Les théories républicaines des Modernes

vendredi 24 septembre 2010.
 

Les Fondements de la pensée politique moderne, de Quentin Skinner. Éditions Albin Michel, 2001, réédition 2009 (Oxford 1978), 930 pages, 25 euros.

L ’objet de cet ouvrage de l’historien britannique Quentin Skinner est de révéler les racines des concepts politiques modernes et leur développement dans le temps (du XIIIe au XVIesiècle) et l’espace (Italie, France, Angleterre, Espagne, Hollande)  : l’État comme mécanisme, la souveraineté du peuple, le contrat social, le droit de révolte, la séparation du politique et du théologique. L’auteur en voit l’origine chez Aristote et les Stoïciens, mais une origine enfouie par saint Augustin et le concept d’Empire. C’est contre l’empereur que les villes italiennes avancent les idées de liberté et de souveraineté qui seront reprises par les scolastiques parisiens, les réformateurs calvinistes, les jésuites espagnols, les huguenots français et les révolutionnaires anglais. Au contraire de Pierre Legendre, Quentin Skinner considère qu’il y a rupture entre les pensées moderne et médiévale, et au contraire de C. B. Macpherson, il ne croit pas que la politique moderne soit une invention de la bourgeoisie du XVIIesiècle.

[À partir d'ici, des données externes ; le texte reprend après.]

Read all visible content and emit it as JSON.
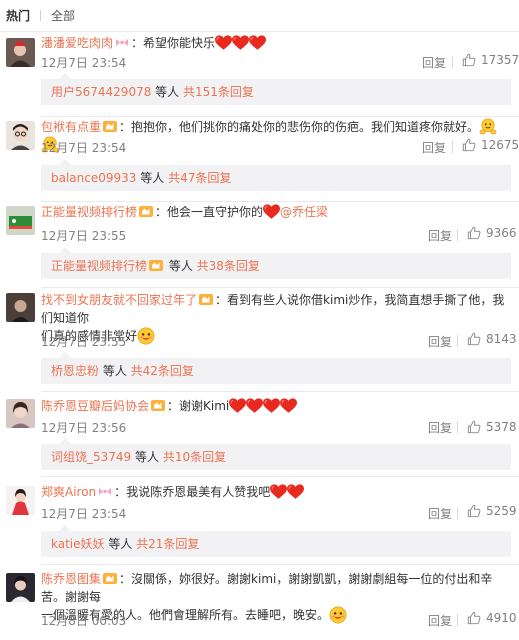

La notion de liberté (souveraineté des entités politiques et choix des citoyens) est d’abord dirigée contre l’empereur vis-à-vis des cités italiennes, et justifie la résistance du peuple (Marsile de Padoue, Bartole). Cette résistance anti-impériale s’étend aux « tyrans », formule les notions de « vertu », de « fortune », cherche dans l’âge d’or romain un modèle qui sera égalé et dépassé. Le droit romain cesse d’être un impératif pour devenir un moment historique et, par contrecoup, la Bible subit le même sort, ouvrant la voie à l’étude comparative des systèmes juridiques (Bodin), comme aux critiques des injustices (Thomas More, Rabelais).

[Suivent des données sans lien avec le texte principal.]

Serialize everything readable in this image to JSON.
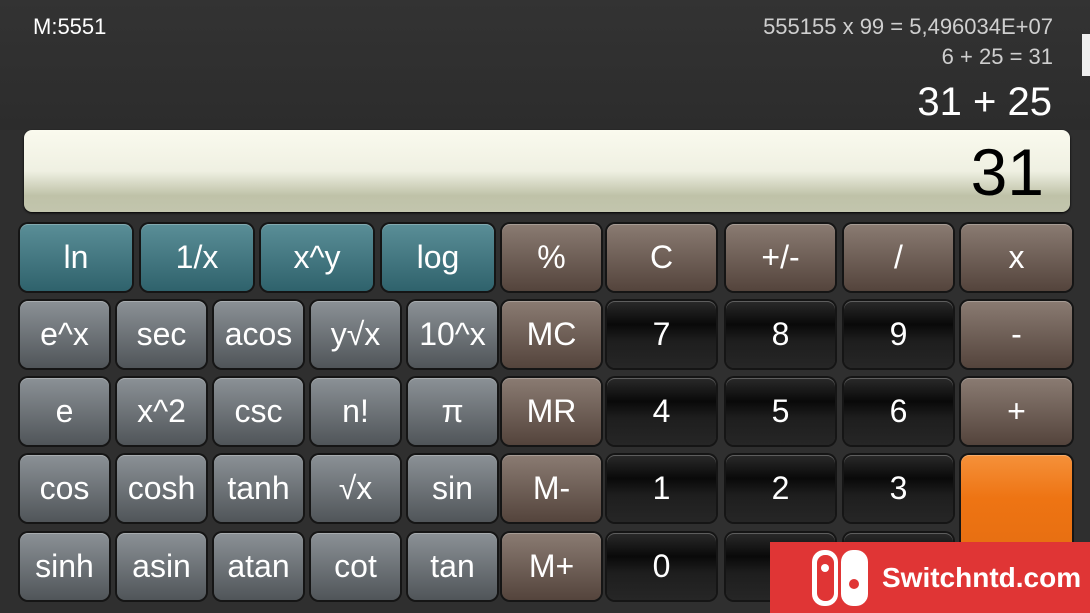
{
  "memory": "M:5551",
  "history": [
    "555155 x 99 = 5,496034E+07",
    "6 + 25 = 31"
  ],
  "expression": "31 + 25",
  "display": "31",
  "colors": {
    "scientific_top": "#3f7680",
    "scientific": "#6b7075",
    "operator": "#6d5d54",
    "number": "#111111",
    "equals": "#ee7413"
  },
  "scientific_row1": [
    "ln",
    "1/x",
    "x^y",
    "log"
  ],
  "scientific_grid": [
    [
      "e^x",
      "sec",
      "acos",
      "y√x",
      "10^x"
    ],
    [
      "e",
      "x^2",
      "csc",
      "n!",
      "π"
    ],
    [
      "cos",
      "cosh",
      "tanh",
      "√x",
      "sin"
    ],
    [
      "sinh",
      "asin",
      "atan",
      "cot",
      "tan"
    ]
  ],
  "operators_row1": [
    "%",
    "C",
    "+/-",
    "/",
    "x"
  ],
  "memory_keys": [
    "MC",
    "MR",
    "M-",
    "M+"
  ],
  "number_grid": [
    [
      "7",
      "8",
      "9"
    ],
    [
      "4",
      "5",
      "6"
    ],
    [
      "1",
      "2",
      "3"
    ],
    [
      "0",
      "",
      ""
    ]
  ],
  "right_column": [
    "-",
    "+",
    "="
  ],
  "watermark": "Switchntd.com"
}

Les débats théologiques sur le statut du pape (élu de Dieu ou dépendant du concile) ouvrent la voie à Luther et sa critique de l’Église comme institution  ; mais, alors que Luther, fidèle à l’enseignement de saint Paul condamne les révoltes contre les princes, les protestants, au moment de la contre-attaque catholique (Marie Stuart, la Saint-Barthélemy…), seront amenés à réviser le paulinisme et à justifier la résistance à Charles Quint (Goodman en appelle aux devoirs envers Dieu), aux Valois (les huguenots s’allient aux féodaux contre l’absolutisme royal), puis développent une théorie du droit naturel (Buchanan, Althusius) qui fait les peuples libres à l’origine et le roi issu d’un contrat qu’il doit respecter  : on est tout près de John Locke.

Ce survol ne constitue pas un résumé de l’ouvrage mais une invitation à le lire, lequel se présente comme une encyclopédie d’histoire des idées indispensable pour ceux qui étudient la pensée politique « moderne », c’est-à-dire à partir des Lumières : il permet de mieux mesurer ce qui, en chaque auteur, est radicalement nouveau, ou réactif, ou reprise d’une tradition plus ancienne qu’on ne pourrait croire. La perspective moderne que ciblent ces pages impressionnantes d’érudition (plus de trois cents auteurs recensés, analysés, discutés) est l’époque contractualiste qui s’ouvre avec Hobbes. On peut regretter que Spinoza et les auteurs hollandais (remis à l’ordre du jour par les études sur « les Lumières radicales ») ne soient pas évoqués, de même que Rousseau et la tradition socialiste (Thomas More n’est pas envisagé sous cet angle). Mais ce livre fut écrit il y a trente ans, et il a ouvert bien des chantiers.